Bandara Kualanamu contohnya Angkasa Pura II menggandeng GMR Airports Consortium dari India untuk pengelolaan dan pengembangan bandara Kualanamu. GMR sendiri memiliki track record dalam pengelolaan beberapa bandara di India.
Jika seperti ini maka benang merahnya adalah sebuah bahaya yang yang mengintai manakala kepemilikan aset strategis negara seperti proyek KCJB ini dan proyek infrastruktur lainnya yang melibatkan pendanaan dari asing maka rawan akan mengancam kedaulatan negara.
Singkatnya bahwa “proyek bersama” sejatinya adalah bagian dari penjajahan sebab ketika proyeknya mandek maka kita sebagai pemilik proyeknya harus menanggung kekurangan maupun kerugiannya.
Skema Kepemilikan Aset Negara dalam Islam
Berbeda dari sistem kapitalisme bahwa pendanaan infrastruktur didanai dari pajak dan utang, maka Islam punya cara sendiri dalam mendanai proyek infrastruktur yang menjadi salah satu jalan untuk manusia memenuhi kebutuhan hajat hidupnya.
Dalam sistem ekonomi Islam, infrastruktur yang masuk kategori milik umum (jalan-jalan umum dan sejenisnya seperti laut, sungai, danau, kanal atau terusan besar seperti terusan suez, lapangan umum dan masjid) harus dikelola oleh negara dan dibiaya dari dana milik umum (pengelolaan SDA).
Dalam pandangan Islam, ada sejumlah aset/sumberdaya yang terkategori kepemilikan umum yang mencegah pemberian hak khusus/hak eksklusif kepemilikan atau penguasaan sumberdaya tersebut kepada individu atau korporat tertentu.

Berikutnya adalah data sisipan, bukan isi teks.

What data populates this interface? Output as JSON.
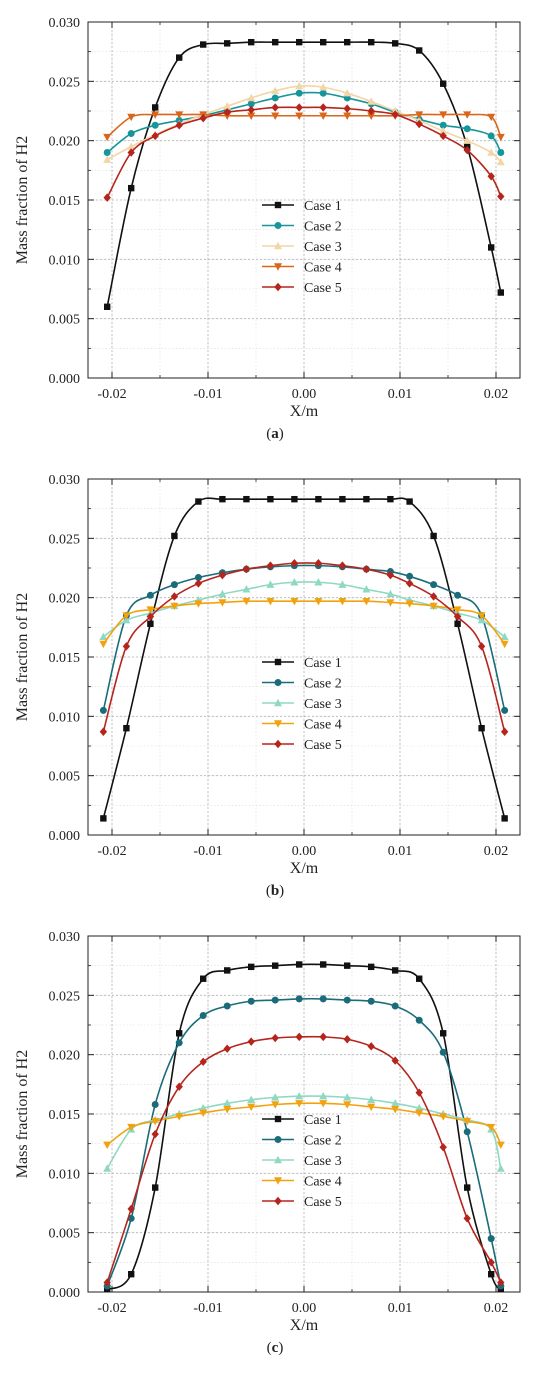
{
  "figure": {
    "panels": [
      {
        "caption_open": "(",
        "caption_letter": "a",
        "caption_close": ")"
      },
      {
        "caption_open": "(",
        "caption_letter": "b",
        "caption_close": ")"
      },
      {
        "caption_open": "(",
        "caption_letter": "c",
        "caption_close": ")"
      }
    ]
  },
  "chart_data": [
    {
      "type": "line",
      "xlabel": "X/m",
      "ylabel": "Mass fraction of H2",
      "xlim": [
        -0.0225,
        0.0225
      ],
      "ylim": [
        0,
        0.03
      ],
      "xticks": [
        "-0.02",
        "-0.01",
        "0.00",
        "0.01",
        "0.02"
      ],
      "yticks": [
        "0.000",
        "0.005",
        "0.010",
        "0.015",
        "0.020",
        "0.025",
        "0.030"
      ],
      "grid": true,
      "legend_position": "center-bottom",
      "series": [
        {
          "name": "Case 1",
          "color": "#111111",
          "marker": "square",
          "x": [
            -0.0205,
            -0.018,
            -0.0155,
            -0.013,
            -0.0105,
            -0.008,
            -0.0055,
            -0.003,
            -0.0005,
            0.002,
            0.0045,
            0.007,
            0.0095,
            0.012,
            0.0145,
            0.017,
            0.0195,
            0.0205
          ],
          "y": [
            0.006,
            0.016,
            0.0228,
            0.027,
            0.0281,
            0.0282,
            0.0283,
            0.0283,
            0.0283,
            0.0283,
            0.0283,
            0.0283,
            0.0282,
            0.0276,
            0.0248,
            0.0195,
            0.011,
            0.0072
          ]
        },
        {
          "name": "Case 2",
          "color": "#16969a",
          "marker": "circle",
          "x": [
            -0.0205,
            -0.018,
            -0.0155,
            -0.013,
            -0.0105,
            -0.008,
            -0.0055,
            -0.003,
            -0.0005,
            0.002,
            0.0045,
            0.007,
            0.0095,
            0.012,
            0.0145,
            0.017,
            0.0195,
            0.0205
          ],
          "y": [
            0.019,
            0.0206,
            0.0213,
            0.0217,
            0.0221,
            0.0226,
            0.0231,
            0.0236,
            0.024,
            0.024,
            0.0236,
            0.0231,
            0.0224,
            0.0218,
            0.0213,
            0.021,
            0.0204,
            0.019
          ]
        },
        {
          "name": "Case 3",
          "color": "#f2d6a8",
          "marker": "triangle-up",
          "x": [
            -0.0205,
            -0.018,
            -0.0155,
            -0.013,
            -0.0105,
            -0.008,
            -0.0055,
            -0.003,
            -0.0005,
            0.002,
            0.0045,
            0.007,
            0.0095,
            0.012,
            0.0145,
            0.017,
            0.0195,
            0.0205
          ],
          "y": [
            0.0184,
            0.0195,
            0.0205,
            0.0214,
            0.0222,
            0.0229,
            0.0236,
            0.0242,
            0.0246,
            0.0245,
            0.024,
            0.0233,
            0.0225,
            0.0217,
            0.0208,
            0.02,
            0.019,
            0.0182
          ]
        },
        {
          "name": "Case 4",
          "color": "#d9661a",
          "marker": "triangle-down",
          "x": [
            -0.0205,
            -0.018,
            -0.0155,
            -0.013,
            -0.0105,
            -0.008,
            -0.0055,
            -0.003,
            -0.0005,
            0.002,
            0.0045,
            0.007,
            0.0095,
            0.012,
            0.0145,
            0.017,
            0.0195,
            0.0205
          ],
          "y": [
            0.0203,
            0.022,
            0.0222,
            0.0222,
            0.0222,
            0.0221,
            0.0221,
            0.0221,
            0.0221,
            0.0221,
            0.0221,
            0.0221,
            0.0221,
            0.0222,
            0.0222,
            0.0222,
            0.022,
            0.0203
          ]
        },
        {
          "name": "Case 5",
          "color": "#b5251e",
          "marker": "diamond",
          "x": [
            -0.0205,
            -0.018,
            -0.0155,
            -0.013,
            -0.0105,
            -0.008,
            -0.0055,
            -0.003,
            -0.0005,
            0.002,
            0.0045,
            0.007,
            0.0095,
            0.012,
            0.0145,
            0.017,
            0.0195,
            0.0205
          ],
          "y": [
            0.0152,
            0.019,
            0.0204,
            0.0213,
            0.0219,
            0.0224,
            0.0226,
            0.0228,
            0.0228,
            0.0228,
            0.0227,
            0.0225,
            0.0222,
            0.0214,
            0.0204,
            0.0192,
            0.017,
            0.0153
          ]
        }
      ]
    },
    {
      "type": "line",
      "xlabel": "X/m",
      "ylabel": "Mass fraction of H2",
      "xlim": [
        -0.0225,
        0.0225
      ],
      "ylim": [
        0,
        0.03
      ],
      "xticks": [
        "-0.02",
        "-0.01",
        "0.00",
        "0.01",
        "0.02"
      ],
      "yticks": [
        "0.000",
        "0.005",
        "0.010",
        "0.015",
        "0.020",
        "0.025",
        "0.030"
      ],
      "grid": true,
      "legend_position": "center-bottom",
      "series": [
        {
          "name": "Case 1",
          "color": "#111111",
          "marker": "square",
          "x": [
            -0.0209,
            -0.0185,
            -0.016,
            -0.0135,
            -0.011,
            -0.0085,
            -0.006,
            -0.0035,
            -0.001,
            0.0015,
            0.004,
            0.0065,
            0.009,
            0.011,
            0.0135,
            0.016,
            0.0185,
            0.0209
          ],
          "y": [
            0.0014,
            0.009,
            0.0178,
            0.0252,
            0.0281,
            0.0283,
            0.0283,
            0.0283,
            0.0283,
            0.0283,
            0.0283,
            0.0283,
            0.0283,
            0.0281,
            0.0252,
            0.0178,
            0.009,
            0.0014
          ]
        },
        {
          "name": "Case 2",
          "color": "#1a6c7a",
          "marker": "circle",
          "x": [
            -0.0209,
            -0.0185,
            -0.016,
            -0.0135,
            -0.011,
            -0.0085,
            -0.006,
            -0.0035,
            -0.001,
            0.0015,
            0.004,
            0.0065,
            0.009,
            0.011,
            0.0135,
            0.016,
            0.0185,
            0.0209
          ],
          "y": [
            0.0105,
            0.0185,
            0.0202,
            0.0211,
            0.0217,
            0.0221,
            0.0224,
            0.0226,
            0.0227,
            0.0227,
            0.0226,
            0.0224,
            0.0222,
            0.0218,
            0.0211,
            0.0202,
            0.0185,
            0.0105
          ]
        },
        {
          "name": "Case 3",
          "color": "#8fd8c4",
          "marker": "triangle-up",
          "x": [
            -0.0209,
            -0.0185,
            -0.016,
            -0.0135,
            -0.011,
            -0.0085,
            -0.006,
            -0.0035,
            -0.001,
            0.0015,
            0.004,
            0.0065,
            0.009,
            0.011,
            0.0135,
            0.016,
            0.0185,
            0.0209
          ],
          "y": [
            0.0167,
            0.0181,
            0.0187,
            0.0193,
            0.0198,
            0.0203,
            0.0207,
            0.0211,
            0.0213,
            0.0213,
            0.0211,
            0.0207,
            0.0203,
            0.0198,
            0.0193,
            0.0187,
            0.0181,
            0.0167
          ]
        },
        {
          "name": "Case 4",
          "color": "#f2a20f",
          "marker": "triangle-down",
          "x": [
            -0.0209,
            -0.0185,
            -0.016,
            -0.0135,
            -0.011,
            -0.0085,
            -0.006,
            -0.0035,
            -0.001,
            0.0015,
            0.004,
            0.0065,
            0.009,
            0.011,
            0.0135,
            0.016,
            0.0185,
            0.0209
          ],
          "y": [
            0.0161,
            0.0185,
            0.019,
            0.0193,
            0.0195,
            0.0196,
            0.0197,
            0.0197,
            0.0197,
            0.0197,
            0.0197,
            0.0197,
            0.0196,
            0.0195,
            0.0193,
            0.019,
            0.0185,
            0.0161
          ]
        },
        {
          "name": "Case 5",
          "color": "#b5251e",
          "marker": "diamond",
          "x": [
            -0.0209,
            -0.0185,
            -0.016,
            -0.0135,
            -0.011,
            -0.0085,
            -0.006,
            -0.0035,
            -0.001,
            0.0015,
            0.004,
            0.0065,
            0.009,
            0.011,
            0.0135,
            0.016,
            0.0185,
            0.0209
          ],
          "y": [
            0.0087,
            0.0159,
            0.0184,
            0.0201,
            0.0212,
            0.0219,
            0.0224,
            0.0227,
            0.0229,
            0.0229,
            0.0227,
            0.0224,
            0.0219,
            0.0212,
            0.0201,
            0.0184,
            0.0159,
            0.0087
          ]
        }
      ]
    },
    {
      "type": "line",
      "xlabel": "X/m",
      "ylabel": "Mass fraction of H2",
      "xlim": [
        -0.0225,
        0.0225
      ],
      "ylim": [
        0,
        0.03
      ],
      "xticks": [
        "-0.02",
        "-0.01",
        "0.00",
        "0.01",
        "0.02"
      ],
      "yticks": [
        "0.000",
        "0.005",
        "0.010",
        "0.015",
        "0.020",
        "0.025",
        "0.030"
      ],
      "grid": true,
      "legend_position": "center-bottom",
      "series": [
        {
          "name": "Case 1",
          "color": "#111111",
          "marker": "square",
          "x": [
            -0.0205,
            -0.018,
            -0.0155,
            -0.013,
            -0.0105,
            -0.008,
            -0.0055,
            -0.003,
            -0.0005,
            0.002,
            0.0045,
            0.007,
            0.0095,
            0.012,
            0.0145,
            0.017,
            0.0195,
            0.0205
          ],
          "y": [
            0.0002,
            0.0015,
            0.0088,
            0.0218,
            0.0264,
            0.0271,
            0.0274,
            0.0275,
            0.0276,
            0.0276,
            0.0275,
            0.0274,
            0.0271,
            0.0264,
            0.0218,
            0.0088,
            0.0015,
            0.0002
          ]
        },
        {
          "name": "Case 2",
          "color": "#1a6c7a",
          "marker": "circle",
          "x": [
            -0.0205,
            -0.018,
            -0.0155,
            -0.013,
            -0.0105,
            -0.008,
            -0.0055,
            -0.003,
            -0.0005,
            0.002,
            0.0045,
            0.007,
            0.0095,
            0.012,
            0.0145,
            0.017,
            0.0195,
            0.0205
          ],
          "y": [
            0.0005,
            0.0062,
            0.0158,
            0.021,
            0.0233,
            0.0241,
            0.0245,
            0.0246,
            0.0247,
            0.0247,
            0.0246,
            0.0245,
            0.0241,
            0.0229,
            0.0202,
            0.0135,
            0.0045,
            0.0005
          ]
        },
        {
          "name": "Case 3",
          "color": "#8fd8c4",
          "marker": "triangle-up",
          "x": [
            -0.0205,
            -0.018,
            -0.0155,
            -0.013,
            -0.0105,
            -0.008,
            -0.0055,
            -0.003,
            -0.0005,
            0.002,
            0.0045,
            0.007,
            0.0095,
            0.012,
            0.0145,
            0.017,
            0.0195,
            0.0205
          ],
          "y": [
            0.0104,
            0.0137,
            0.0145,
            0.015,
            0.0155,
            0.0159,
            0.0162,
            0.0164,
            0.0165,
            0.0165,
            0.0164,
            0.0162,
            0.0159,
            0.0155,
            0.015,
            0.0145,
            0.0137,
            0.0104
          ]
        },
        {
          "name": "Case 4",
          "color": "#f2a20f",
          "marker": "triangle-down",
          "x": [
            -0.0205,
            -0.018,
            -0.0155,
            -0.013,
            -0.0105,
            -0.008,
            -0.0055,
            -0.003,
            -0.0005,
            0.002,
            0.0045,
            0.007,
            0.0095,
            0.012,
            0.0145,
            0.017,
            0.0195,
            0.0205
          ],
          "y": [
            0.0124,
            0.0139,
            0.0144,
            0.0148,
            0.0151,
            0.0154,
            0.0156,
            0.0158,
            0.0159,
            0.0159,
            0.0158,
            0.0156,
            0.0154,
            0.0151,
            0.0148,
            0.0144,
            0.0139,
            0.0124
          ]
        },
        {
          "name": "Case 5",
          "color": "#b5251e",
          "marker": "diamond",
          "x": [
            -0.0205,
            -0.018,
            -0.0155,
            -0.013,
            -0.0105,
            -0.008,
            -0.0055,
            -0.003,
            -0.0005,
            0.002,
            0.0045,
            0.007,
            0.0095,
            0.012,
            0.0145,
            0.017,
            0.0195,
            0.0205
          ],
          "y": [
            0.0008,
            0.007,
            0.0133,
            0.0173,
            0.0194,
            0.0205,
            0.0211,
            0.0214,
            0.0215,
            0.0215,
            0.0213,
            0.0207,
            0.0195,
            0.0168,
            0.0122,
            0.0062,
            0.0025,
            0.0008
          ]
        }
      ]
    }
  ]
}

Meskipun negara sama-sama sebagai pihak yang mengelola kepemilikan umum dan juga mengelola milik negara, terdapat perbedaan di antara dua kepemilikan tersebut. Setiap benda yang tergolong milik umum seperti minyak bumi, gas dan barang tambang yang jumlahnya sangat banyak, laut, sungai, mata air, lapangan, hutan belukar, padang gembalaan, dan masjid.
Semua itu tidak boleh dialihkan kepemilikannya untuk siapa pun, baik individu maupun korporat. Semuanya milik seluruh kaum Muslim. Semua itu wajib dikelola oleh negara melalui kebijakan khalifah sehingga memberi peluang seluruh manusia dapat memanfaatkan kepemilikan ini.
Khalifah dapat menjadikan tanah maupun bangunan yang termasuk milik negara dimiliki oleh orang-orang tertentu baik bendanya maupun manfaatnya, atau manfaatnya saja tanpa memiliki bendanya, atau mengizinkan untuk menghidupkan dan memilikinya. Khalifah mengatur hal itu dengan melihat kebaikan dan kemaslahatan bagi kaum Muslim.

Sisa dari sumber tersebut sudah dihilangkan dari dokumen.